The Queen of Katwe is based on the vibrant true story of a young girl from the streets of rural Uganda whose world rapidly changes when she is introduced to the game of chess, and, as a result of the support she receives from her family and community, is instilled with the confidence and determination she needs to pursue her dream of becoming an international chess champion.
For 10-year-old Phiona Mutesi (Nalwanga) and her family, life in the impoverished slum of Katwe in Kampala, Uganda, is a constant struggle. Her mother, Harriet (Nyong’o), is fiercely determined to take care of her family and works tirelessly selling vegetables in the market to make sure her children are fed and have a roof over their heads.
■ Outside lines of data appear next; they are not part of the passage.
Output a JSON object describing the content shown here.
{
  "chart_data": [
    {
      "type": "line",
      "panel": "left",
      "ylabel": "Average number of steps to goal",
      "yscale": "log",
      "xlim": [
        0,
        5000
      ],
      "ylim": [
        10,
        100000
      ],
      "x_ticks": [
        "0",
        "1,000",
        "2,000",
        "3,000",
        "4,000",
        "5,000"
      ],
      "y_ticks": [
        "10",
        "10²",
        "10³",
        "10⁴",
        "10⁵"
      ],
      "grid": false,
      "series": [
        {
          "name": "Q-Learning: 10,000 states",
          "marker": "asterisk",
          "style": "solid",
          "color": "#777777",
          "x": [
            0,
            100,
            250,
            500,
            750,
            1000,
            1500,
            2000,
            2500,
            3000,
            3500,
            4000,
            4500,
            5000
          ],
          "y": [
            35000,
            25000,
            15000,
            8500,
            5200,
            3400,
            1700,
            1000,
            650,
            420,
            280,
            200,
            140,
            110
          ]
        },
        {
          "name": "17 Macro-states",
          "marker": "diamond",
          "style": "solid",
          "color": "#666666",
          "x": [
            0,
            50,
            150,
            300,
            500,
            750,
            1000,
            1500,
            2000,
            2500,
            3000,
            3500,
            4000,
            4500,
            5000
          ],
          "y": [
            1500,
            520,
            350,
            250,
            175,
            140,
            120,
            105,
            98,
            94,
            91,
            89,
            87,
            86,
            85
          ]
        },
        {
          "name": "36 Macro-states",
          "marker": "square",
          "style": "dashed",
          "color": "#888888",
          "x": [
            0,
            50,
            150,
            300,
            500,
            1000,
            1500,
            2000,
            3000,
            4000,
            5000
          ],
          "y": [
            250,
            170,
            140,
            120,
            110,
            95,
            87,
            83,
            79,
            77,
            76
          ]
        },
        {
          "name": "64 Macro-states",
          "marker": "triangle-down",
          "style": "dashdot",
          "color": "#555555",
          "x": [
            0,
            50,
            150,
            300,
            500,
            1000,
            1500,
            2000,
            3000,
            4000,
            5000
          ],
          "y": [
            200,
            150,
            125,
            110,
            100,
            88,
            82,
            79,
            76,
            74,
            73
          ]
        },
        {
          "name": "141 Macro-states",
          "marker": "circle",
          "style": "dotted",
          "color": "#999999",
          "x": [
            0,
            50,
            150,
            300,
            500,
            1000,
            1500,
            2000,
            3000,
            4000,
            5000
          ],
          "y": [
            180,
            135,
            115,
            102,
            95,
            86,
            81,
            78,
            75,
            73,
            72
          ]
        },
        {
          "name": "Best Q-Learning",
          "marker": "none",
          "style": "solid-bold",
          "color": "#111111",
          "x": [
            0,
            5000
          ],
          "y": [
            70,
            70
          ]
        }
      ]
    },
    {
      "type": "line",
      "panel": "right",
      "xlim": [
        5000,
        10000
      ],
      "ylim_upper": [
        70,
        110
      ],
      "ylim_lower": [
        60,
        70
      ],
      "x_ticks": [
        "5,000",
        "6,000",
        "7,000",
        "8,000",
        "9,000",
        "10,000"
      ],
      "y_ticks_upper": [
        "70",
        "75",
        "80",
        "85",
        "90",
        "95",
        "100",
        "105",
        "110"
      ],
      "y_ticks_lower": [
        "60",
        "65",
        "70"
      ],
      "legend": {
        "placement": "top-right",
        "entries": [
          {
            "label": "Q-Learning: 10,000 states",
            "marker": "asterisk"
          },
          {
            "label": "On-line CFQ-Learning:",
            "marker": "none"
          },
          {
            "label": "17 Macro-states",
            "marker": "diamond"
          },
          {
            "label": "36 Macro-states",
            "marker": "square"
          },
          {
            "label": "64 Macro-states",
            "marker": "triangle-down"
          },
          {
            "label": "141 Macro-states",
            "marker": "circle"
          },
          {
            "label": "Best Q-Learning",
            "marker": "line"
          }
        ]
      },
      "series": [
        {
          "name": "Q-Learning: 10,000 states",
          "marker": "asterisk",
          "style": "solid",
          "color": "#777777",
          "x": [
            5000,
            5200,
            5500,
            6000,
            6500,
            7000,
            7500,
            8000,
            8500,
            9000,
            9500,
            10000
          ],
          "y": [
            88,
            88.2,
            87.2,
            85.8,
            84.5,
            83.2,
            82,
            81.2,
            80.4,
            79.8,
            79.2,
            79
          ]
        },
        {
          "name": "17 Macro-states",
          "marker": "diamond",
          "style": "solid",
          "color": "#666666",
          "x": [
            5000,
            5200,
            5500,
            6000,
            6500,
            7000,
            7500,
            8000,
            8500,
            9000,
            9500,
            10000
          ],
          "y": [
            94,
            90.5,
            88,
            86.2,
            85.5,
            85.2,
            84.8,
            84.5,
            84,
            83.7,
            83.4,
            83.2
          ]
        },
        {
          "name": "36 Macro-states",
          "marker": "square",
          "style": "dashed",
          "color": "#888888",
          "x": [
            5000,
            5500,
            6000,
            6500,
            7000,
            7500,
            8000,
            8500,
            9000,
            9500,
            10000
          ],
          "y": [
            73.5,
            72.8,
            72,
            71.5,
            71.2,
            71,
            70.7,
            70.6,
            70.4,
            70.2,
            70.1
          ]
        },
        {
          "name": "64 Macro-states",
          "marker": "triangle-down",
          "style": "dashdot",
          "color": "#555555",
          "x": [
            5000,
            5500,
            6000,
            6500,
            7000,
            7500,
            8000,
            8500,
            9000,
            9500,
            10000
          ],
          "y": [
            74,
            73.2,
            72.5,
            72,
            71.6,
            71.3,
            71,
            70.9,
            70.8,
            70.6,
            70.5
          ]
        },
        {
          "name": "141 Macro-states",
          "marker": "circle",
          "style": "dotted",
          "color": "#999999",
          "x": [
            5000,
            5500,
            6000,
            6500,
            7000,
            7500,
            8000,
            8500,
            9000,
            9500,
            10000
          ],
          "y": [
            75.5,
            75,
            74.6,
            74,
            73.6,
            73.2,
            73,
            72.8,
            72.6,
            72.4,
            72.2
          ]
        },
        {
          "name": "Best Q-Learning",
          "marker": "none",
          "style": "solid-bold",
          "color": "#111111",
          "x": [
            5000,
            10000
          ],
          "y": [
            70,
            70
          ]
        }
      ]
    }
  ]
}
When Phiona meets Robert Katende (Oyelowo), a soccer player turned missionary who teaches local children chess, she is captivated. Chess requires a good deal of concentration, strategic thinking and risk taking, all skills which are applicable in everyday life, and Katende hopes to empower youth with the game.
Phiona is impressed by the intelligence and wit the game requires and immediately shows potential. Recognizing Phiona’s natural aptitude for chess and the fighting spirit she’s inherited from her mother, Katende begins to mentor her, but Harriet is reluctant to provide any encouragement, not wanting to see her daughter disappointed.
As Phiona begins to succeed in local chess competitions, Katende teaches her to read and write in order to pursue schooling. She quickly advances through the ranks in tournaments, but breaks away from her family to focus on her own life.
Her mother eventually realizes that Phiona has a chance to excel and teams up with Katende to help her fulfill her extraordinary potential, escape a life of poverty and save her family.
Disney’s Queen of Katwe will open in U.S. theaters on September 23, 2016.
Elliott Neff of Chess4Life shares, “Here’s a girl who had nothing… who came to a chess club because there was food and within a few years was the women’s chess champ of Uganda. The reason she accomplished this dream is that she focused not on her limited resources but her potential, gaining confidence and determination along the way.”
Elliott spent four days in Uganda in the last week of August to coach Queen of Katwe Phiona Mutesi and the Ugandan Women’s Olympiad Team for the World Chess Olympiad currently ongoing from September 1-14.